Acte 1 – Le droit français
On sait que l’article L 3141-3 alinéa 1 du Code du travail dispose que « le salarié a droit à un congé de deux jours et demi ouvrables par mois de travail effectif chez le même employeur ». En visant, spécifiquement la notion de « travail effectif », le législateur excluait donc toute acquisition de congés pendant la maladie. Le même Code du travail prévoyait toutefois deux exceptions à ce principe : les périodes de congé de maternité, de paternité et d’accueil de l’enfant et d’adoption et celles (dans la limite d’une durée ininterrompue d’un an) pendant lesquelles l’exécution du contrat de travail est suspendue pour cause d’accident du travail ou de maladie professionnelle (Code du trav. art. L3141-5)

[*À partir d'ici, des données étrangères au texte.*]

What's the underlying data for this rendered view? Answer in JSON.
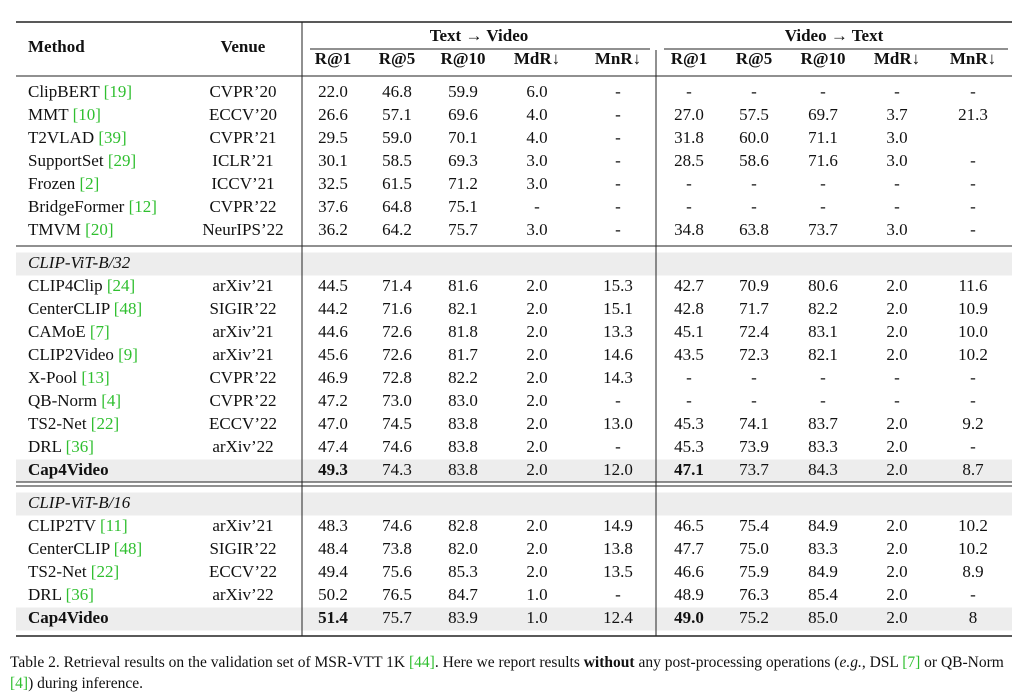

Acte 2 – La directive européenne du 4 novembre 2003
Toutefois, le droit français n’allait-il pas à l’encontre du droit européen ? En effet, certains avaient peut-être oublié le sens de la directive européenne 2003/88/CE du 4 novembre 2003 concernant certains aspects de l’aménagement du temps de travail, et particulièrement de son article 7 suivant lequel : « les États membres prennent les mesures nécessaires pour que tout travailleur bénéficie d’un congé annuel payé d’au moins quatre semaines, conformément aux conditions d’obtention et d’octroi prévues par les législations et/ou pratiques nationales. La période minimale de congé annuel payé ne peut être remplacée par une indemnité financière, sauf en cas de fin de relation de travail ». On notera qu’aucune mention de « travail effectif » ne figure dans cette source.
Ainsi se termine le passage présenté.